Locally advanced pancreatic adenocarcinoma (LAPC) is an aggressive and often rapidly fatal disease. Surgery is the only known possibly curative treatment for pancreatic cancer at this time, but patients with LAPC have tumors that are associated with important blood vessels and organs making them ineligible for surgery. Therefore, the mainstay of treatment is similar to that for Stage IV disease (cancer that has spread remotely) with chemotherapy and radiation, which works only for a limited time period. Immunotherapy (in particular with antibody drugs called anti-PD-1 or anti-PD-L1 therapy) has been recently approved for a number of other tumor types, and works by enhancing the immune system, by recruiting active T-cells to tumors, which then identify and attack the cancer cells. However, pancreatic tumors have proven generally unresponsive to immunotherapy, and we are still learning about how the tumor is able to block the immune system from recognizing tumors as foreign, and thus, safe from immune attack.

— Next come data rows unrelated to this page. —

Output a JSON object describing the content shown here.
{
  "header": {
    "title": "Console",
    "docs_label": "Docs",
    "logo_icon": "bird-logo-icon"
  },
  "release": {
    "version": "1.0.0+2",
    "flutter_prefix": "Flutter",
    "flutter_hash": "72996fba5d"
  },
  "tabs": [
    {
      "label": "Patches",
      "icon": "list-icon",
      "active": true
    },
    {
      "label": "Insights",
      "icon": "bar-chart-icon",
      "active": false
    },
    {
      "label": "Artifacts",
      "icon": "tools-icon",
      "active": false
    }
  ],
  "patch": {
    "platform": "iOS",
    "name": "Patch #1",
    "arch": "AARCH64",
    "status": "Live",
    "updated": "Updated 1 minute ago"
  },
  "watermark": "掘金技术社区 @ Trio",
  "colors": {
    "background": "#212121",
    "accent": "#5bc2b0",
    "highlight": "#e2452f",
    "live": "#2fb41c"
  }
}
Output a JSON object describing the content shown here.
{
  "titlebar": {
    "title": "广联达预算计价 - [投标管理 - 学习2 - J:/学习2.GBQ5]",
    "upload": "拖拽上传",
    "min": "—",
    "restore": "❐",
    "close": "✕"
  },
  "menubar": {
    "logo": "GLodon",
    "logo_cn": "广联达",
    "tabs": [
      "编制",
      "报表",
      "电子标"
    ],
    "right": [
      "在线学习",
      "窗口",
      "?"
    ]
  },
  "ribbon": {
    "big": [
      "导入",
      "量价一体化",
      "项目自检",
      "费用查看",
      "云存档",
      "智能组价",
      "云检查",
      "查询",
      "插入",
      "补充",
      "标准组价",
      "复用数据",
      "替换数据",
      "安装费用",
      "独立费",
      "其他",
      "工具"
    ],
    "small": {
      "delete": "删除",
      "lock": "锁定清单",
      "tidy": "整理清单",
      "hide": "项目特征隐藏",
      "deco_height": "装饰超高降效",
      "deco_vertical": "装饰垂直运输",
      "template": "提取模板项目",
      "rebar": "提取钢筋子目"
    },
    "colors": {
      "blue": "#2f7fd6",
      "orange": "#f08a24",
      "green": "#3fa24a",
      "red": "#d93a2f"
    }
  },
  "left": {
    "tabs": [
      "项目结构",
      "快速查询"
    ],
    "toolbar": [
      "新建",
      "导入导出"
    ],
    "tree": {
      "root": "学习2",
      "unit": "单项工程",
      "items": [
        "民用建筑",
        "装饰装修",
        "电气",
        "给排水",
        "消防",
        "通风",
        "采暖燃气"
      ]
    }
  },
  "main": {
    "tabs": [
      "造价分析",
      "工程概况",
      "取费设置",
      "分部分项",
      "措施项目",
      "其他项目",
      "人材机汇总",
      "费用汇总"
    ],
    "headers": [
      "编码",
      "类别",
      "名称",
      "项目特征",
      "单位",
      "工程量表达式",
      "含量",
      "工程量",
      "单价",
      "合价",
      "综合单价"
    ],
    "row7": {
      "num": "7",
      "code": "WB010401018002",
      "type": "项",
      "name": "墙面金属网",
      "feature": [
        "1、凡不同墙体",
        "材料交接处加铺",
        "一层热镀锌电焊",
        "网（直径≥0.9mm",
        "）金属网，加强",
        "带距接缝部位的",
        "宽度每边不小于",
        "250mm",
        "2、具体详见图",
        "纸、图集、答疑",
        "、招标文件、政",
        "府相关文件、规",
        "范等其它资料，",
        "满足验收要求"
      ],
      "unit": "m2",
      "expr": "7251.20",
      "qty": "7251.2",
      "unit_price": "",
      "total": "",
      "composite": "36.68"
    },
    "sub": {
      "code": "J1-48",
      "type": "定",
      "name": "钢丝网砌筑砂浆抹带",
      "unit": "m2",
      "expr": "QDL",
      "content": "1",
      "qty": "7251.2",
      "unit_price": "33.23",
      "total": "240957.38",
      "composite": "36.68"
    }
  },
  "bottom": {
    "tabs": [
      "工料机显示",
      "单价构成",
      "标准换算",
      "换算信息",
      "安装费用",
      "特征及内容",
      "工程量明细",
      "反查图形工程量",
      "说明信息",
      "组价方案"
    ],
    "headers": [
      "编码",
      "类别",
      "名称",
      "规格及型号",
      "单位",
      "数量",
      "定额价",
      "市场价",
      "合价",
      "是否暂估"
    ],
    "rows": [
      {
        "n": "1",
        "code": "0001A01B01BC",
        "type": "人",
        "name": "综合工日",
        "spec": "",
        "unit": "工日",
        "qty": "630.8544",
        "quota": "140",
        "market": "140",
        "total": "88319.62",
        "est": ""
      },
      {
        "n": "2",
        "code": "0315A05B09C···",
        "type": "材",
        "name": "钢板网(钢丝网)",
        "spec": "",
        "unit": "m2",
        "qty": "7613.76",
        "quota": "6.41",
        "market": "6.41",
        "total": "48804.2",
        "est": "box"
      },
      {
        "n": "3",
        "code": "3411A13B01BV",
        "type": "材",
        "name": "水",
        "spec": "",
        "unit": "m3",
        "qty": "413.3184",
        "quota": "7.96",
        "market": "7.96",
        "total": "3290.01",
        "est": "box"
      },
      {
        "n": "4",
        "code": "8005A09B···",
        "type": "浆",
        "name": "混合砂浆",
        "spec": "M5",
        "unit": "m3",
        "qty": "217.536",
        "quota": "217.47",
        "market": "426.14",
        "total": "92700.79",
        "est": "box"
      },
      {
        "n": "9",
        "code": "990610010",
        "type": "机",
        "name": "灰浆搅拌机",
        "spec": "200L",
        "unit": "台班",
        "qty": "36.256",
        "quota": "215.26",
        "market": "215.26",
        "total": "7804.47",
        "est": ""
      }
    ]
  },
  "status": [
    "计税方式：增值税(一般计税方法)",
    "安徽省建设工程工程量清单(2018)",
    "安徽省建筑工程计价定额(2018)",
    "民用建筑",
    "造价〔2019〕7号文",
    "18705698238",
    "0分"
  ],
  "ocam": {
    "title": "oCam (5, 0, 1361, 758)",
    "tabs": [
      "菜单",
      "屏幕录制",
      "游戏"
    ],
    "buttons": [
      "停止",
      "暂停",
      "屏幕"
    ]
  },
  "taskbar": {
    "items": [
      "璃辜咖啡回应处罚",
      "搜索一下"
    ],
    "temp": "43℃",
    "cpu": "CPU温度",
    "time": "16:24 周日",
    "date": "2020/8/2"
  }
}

Dr. Zheng’s team is hoping to identify ways in which they can make pancreatic tumor cells more amenable to immune attack. They have been actively testing a pancreatic cancer vaccine (GVAX) that secretes GM-CSF, which stimulates the immune system when given along with immune boosting doses of a chemotherapy agent, cyclophosphamide (Cy). When this therapy was given to patients with pancreatic cancer before and after surgery, they found that tumors removed from patients treated with Cy/GVAX had increased numbers of immune cells and developed lymphnode like structures, suggesting a more active immune system infiltrating into the tumors. They also found that the vaccine causes an increase in signals, including PD-1, which allows the immune system to attack the tumors. Mice with pancreatic cancer treated with combination vaccine and anti-PD-1 antibody therapy, also show more immune reactivity in their tumors and have better responses to treatment.

Stereotactic body radiation therapy (SBRT) is a form of short-term, directed, higher dose radiation that is being tested in the treatment of patients with LAPC. There have been reports that radiation can enhance response to anti-PD-1 therapy. Breast cancer and melanoma cells exposed to SBRT and anti-PD-1 therapy have shown increases in markers that stimulate recognition by the immune system. Dr. Zheng and his team, therefore, expect that combining both Cy/GVAX and SBRT will make the LAPC tumors more responsive to anti-PD-1 therapy. In this study, they will enroll 54 patients with LAPC who have already received routine chemotherapy, and then treat them with Cy/GVAX, anti-PD-1 antibody therapy, and SBRT. They will compare these patients to the results of prior patients at Johns Hopkins Hospital with LAPC who had been treated with chemotherapy and SBRT alone, and they will also gather and compare biopsies before and after two doses of Cy/GVAX, anti-PD-1, and SBRT therapy. In this way, they will be able to determine how safe this novel treatment is, how effective it is at changing the immune system in the tumor, and how it impacts the health and survival of these patients with LAPC.